Below, I install my own implementation of Professor Boonstra's "memoize DataFrame to disk" feature. The source code can be found at [github.com/ethho/memoize](https://github.com/ethho/memoize).

In [1]:
!python3 -m pip install --quiet git+https://github.com/ethho/memoize.git

In [2]:
import json
import re
import os
from glob import glob
from dataclasses import dataclass
from typing import List, Dict, Tuple, Optional
import matplotlib.pyplot as plt
import pandas as pd
import numpy as np
from scipy.stats import norm, probplot
import quandl
import functools
import plotly.express as px
import plotly.graph_objects as go
from memoize.dataframe import memoize_df

%matplotlib inline
pd.options.display.float_format = '{:,.4f}'.format

DARK_MODE = False
# TODO

# 20230217_hw6_ho_ethan_12350006

@mpcs
@finm33550

Ethan Ho 2/17/2023

----

## Configuration & Helper Functions

The following cell contains helper functions and configuration options that I will use in this notebook.

In [5]:
def get_secrets(fp='./secrets.json'):
    """
    Reads secret values such as API keys from a JSON-formatted file at `fp`.
    """
    with open(fp, 'r') as f:
        data = json.load(f)
    return data

def get_quandl_api_key() -> str:
    """
    Returns Quandl API key stored in secrets.json.
    """
    secrets = get_secrets()
    key = secrets.get('NASTAQ_DATA_API_KEY')
    assert key, f"NASTAQ_DATA_API_KEY field in secrets.json is empty or does not exist"
    return key

def strip_str_dtypes(df: pd.DataFrame) -> pd.DataFrame:
    """
    Given a DataFrame, strips values in columns with string or object
    dtype.

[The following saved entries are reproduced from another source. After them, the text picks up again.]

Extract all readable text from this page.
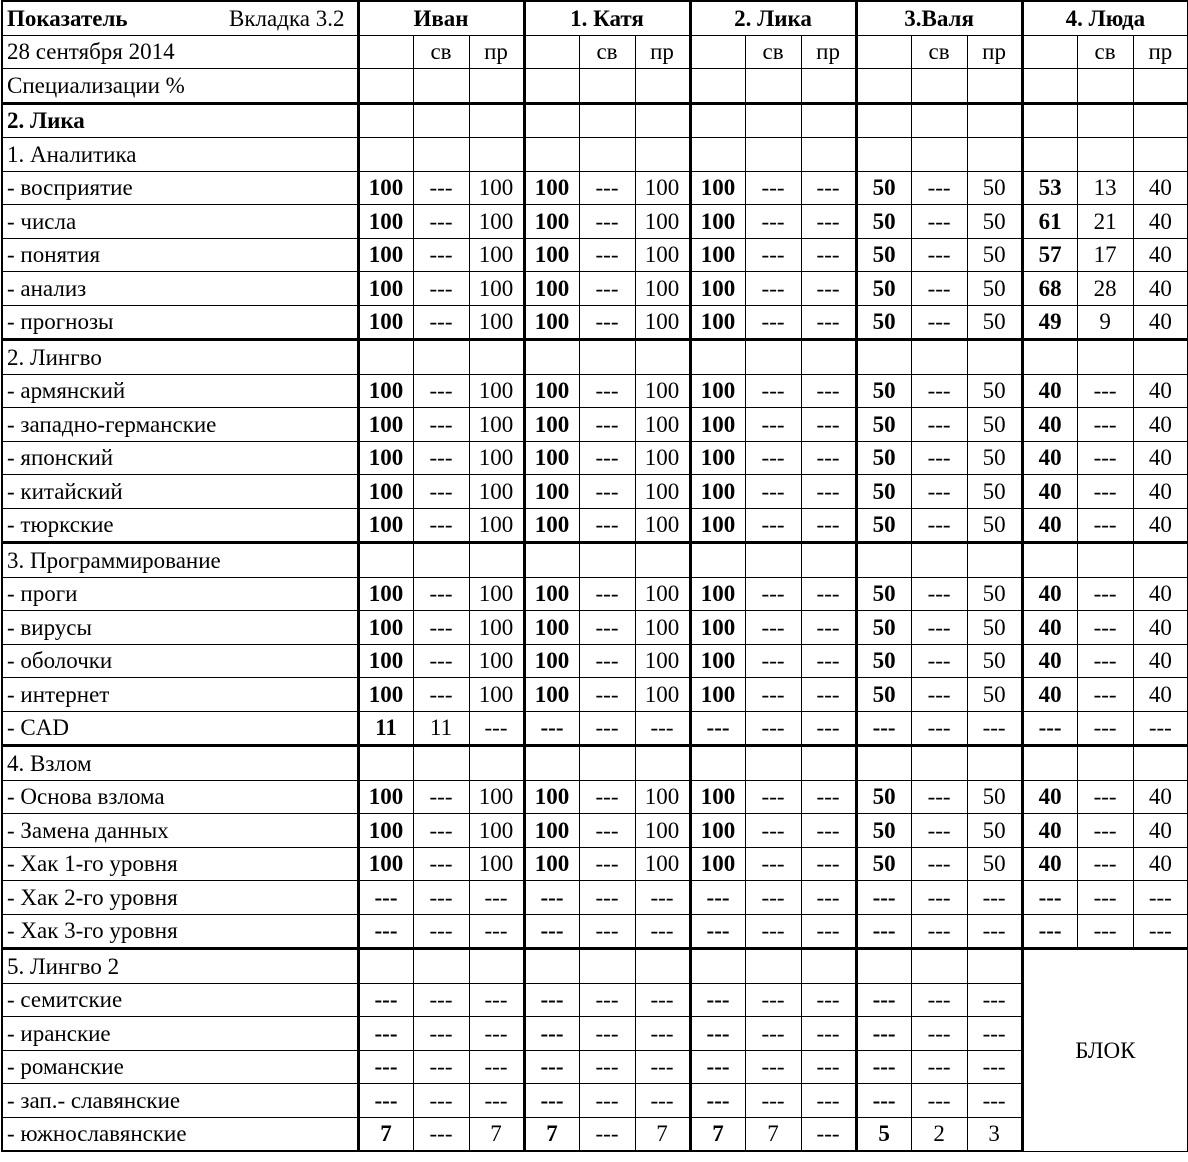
Показатель Вкладка 3.2	Иван			1. Катя			2. Лика			3.Валя			4. Люда		
28 сентября 2014		св	пр		св	пр		св	пр		св	пр		св	пр
Специализации %															
2. Лика															
1. Аналитика															
- восприятие	100	---	100	100	---	100	100	---	---	50	---	50	53	13	40
- числа	100	---	100	100	---	100	100	---	---	50	---	50	61	21	40
- понятия	100	---	100	100	---	100	100	---	---	50	---	50	57	17	40
- анализ	100	---	100	100	---	100	100	---	---	50	---	50	68	28	40
- прогнозы	100	---	100	100	---	100	100	---	---	50	---	50	49	9	40
2. Лингво															
- армянский	100	---	100	100	---	100	100	---	---	50	---	50	40	---	40
- западно-германские	100	---	100	100	---	100	100	---	---	50	---	50	40	---	40
- японский	100	---	100	100	---	100	100	---	---	50	---	50	40	---	40
- китайский	100	---	100	100	---	100	100	---	---	50	---	50	40	---	40
- тюркские	100	---	100	100	---	100	100	---	---	50	---	50	40	---	40
3. Программирование															
- проги	100	---	100	100	---	100	100	---	---	50	---	50	40	---	40
- вирусы	100	---	100	100	---	100	100	---	---	50	---	50	40	---	40
- оболочки	100	---	100	100	---	100	100	---	---	50	---	50	40	---	40
- интернет	100	---	100	100	---	100	100	---	---	50	---	50	40	---	40
- CAD	11	11	---	---	---	---	---	---	---	---	---	---	---	---	---
4. Взлом															
- Основа взлома	100	---	100	100	---	100	100	---	---	50	---	50	40	---	40
- Замена данных	100	---	100	100	---	100	100	---	---	50	---	50	40	---	40
- Хак 1-го уровня	100	---	100	100	---	100	100	---	---	50	---	50	40	---	40
- Хак 2-го уровня	---	---	---	---	---	---	---	---	---	---	---	---	---	---	---
- Хак 3-го уровня	---	---	---	---	---	---	---	---	---	---	---	---	---	---	---
5. Лингво 2													БЛОК		
- семитские	---	---	---	---	---	---	---	---	---	---	---	---			
- иранские	---	---	---	---	---	---	---	---	---	---	---	---			
- романские	---	---	---	---	---	---	---	---	---	---	---	---			
- зап.- славянские	---	---	---	---	---	---	---	---	---	---	---	---			
- южнославянские	7	---	7	7	---	7	7	7	---	5	2	3			
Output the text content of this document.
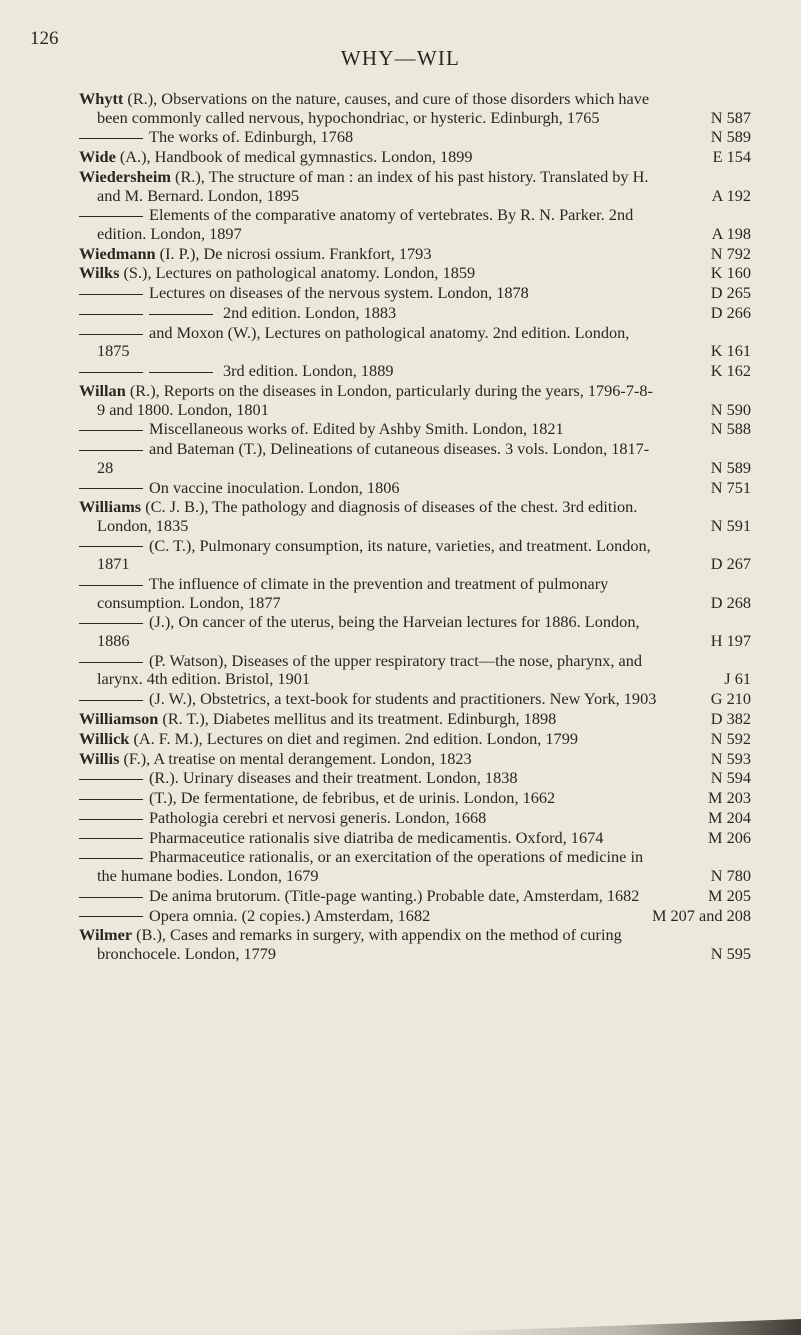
126
WHY—WIL
Whytt (R.), Observations on the nature, causes, and cure of those disorders which have been commonly called nervous, hypochondriac, or hysteric. Edinburgh, 1765	N 587
The works of. Edinburgh, 1768	N 589
Wide (A.), Handbook of medical gymnastics. London, 1899	E 154
Wiedersheim (R.), The structure of man : an index of his past history. Translated by H. and M. Bernard. London, 1895	A 192
Elements of the comparative anatomy of vertebrates. By R. N. Parker. 2nd edition. London, 1897	A 198
Wiedmann (I. P.), De nicrosi ossium. Frankfort, 1793	N 792
Wilks (S.), Lectures on pathological anatomy. London, 1859	K 160
Lectures on diseases of the nervous system. London, 1878	D 265
2nd edition. London, 1883	D 266
and Moxon (W.), Lectures on pathological anatomy. 2nd edition. London, 1875	K 161
3rd edition. London, 1889	K 162
Willan (R.), Reports on the diseases in London, particularly during the years, 1796-7-8-9 and 1800. London, 1801	N 590
Miscellaneous works of. Edited by Ashby Smith. London, 1821	N 588
and Bateman (T.), Delineations of cutaneous diseases. 3 vols. London, 1817-28	N 589
On vaccine inoculation. London, 1806	N 751
Williams (C. J. B.), The pathology and diagnosis of diseases of the chest. 3rd edition. London, 1835	N 591
(C. T.), Pulmonary consumption, its nature, varieties, and treatment. London, 1871	D 267
The influence of climate in the prevention and treatment of pulmonary consumption. London, 1877	D 268
(J.), On cancer of the uterus, being the Harveian lectures for 1886. London, 1886	H 197
(P. Watson), Diseases of the upper respiratory tract—the nose, pharynx, and larynx. 4th edition. Bristol, 1901	J 61
(J. W.), Obstetrics, a text-book for students and practitioners. New York, 1903	G 210
Williamson (R. T.), Diabetes mellitus and its treatment. Edinburgh, 1898	D 382
Willick (A. F. M.), Lectures on diet and regimen. 2nd edition. London, 1799	N 592
Willis (F.), A treatise on mental derangement. London, 1823	N 593
(R.). Urinary diseases and their treatment. London, 1838	N 594
(T.), De fermentatione, de febribus, et de urinis. London, 1662	M 203
Pathologia cerebri et nervosi generis. London, 1668	M 204
Pharmaceutice rationalis sive diatriba de medicamentis. Oxford, 1674	M 206
Pharmaceutice rationalis, or an exercitation of the operations of medicine in the humane bodies. London, 1679	N 780
De anima brutorum. (Title-page wanting.) Probable date, Amsterdam, 1682	M 205
Opera omnia. (2 copies.) Amsterdam, 1682	M 207 and 208
Wilmer (B.), Cases and remarks in surgery, with appendix on the method of curing bronchocele. London, 1779	N 595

I noticed that this was an issue when I saw some m_ticker values
    like "AAPL       " with trailing whitespace.
    """
    for col in df.columns:
        if pd.api.types.is_string_dtype(df[col]) or pd.api.types.is_object_dtype(df[col]):
            df[col] = df[col].str.strip()
    return df

@memoize_df(cache_dir='data/memoize', cache_lifetime_days=None)
def fetch_quandl_table(
    name, start_date, end_date, **kw
) -> pd.DataFrame:
    df = quandl.get_table(
        name,
        date={'gte': start_date, 'lte': end_date},
        api_key=get_quandl_api_key(),
        paginate=True,
        **kw
    )
    df['date'] = pd.to_datetime(df['date'])
    df.sort_values(by='date', inplace=True)
    df.reset_index(inplace=True)
    return df

@memoize_df(cache_dir='data/memoize', cache_lifetime_days=None)
def fetch_quandl_quotemedia_prices(
    start_date, end_date, ticker
) -> pd.DataFrame:
    return fetch_quandl_table(
        name= 'QUOTEMEDIA/PRICES',
        start_date=start_date,
        end_date=end_date,
        ticker=ticker,
    )

def unique_index_keys(df, level=0) -> List[str]:
    return df.index.get_level_values(level=level).unique().tolist()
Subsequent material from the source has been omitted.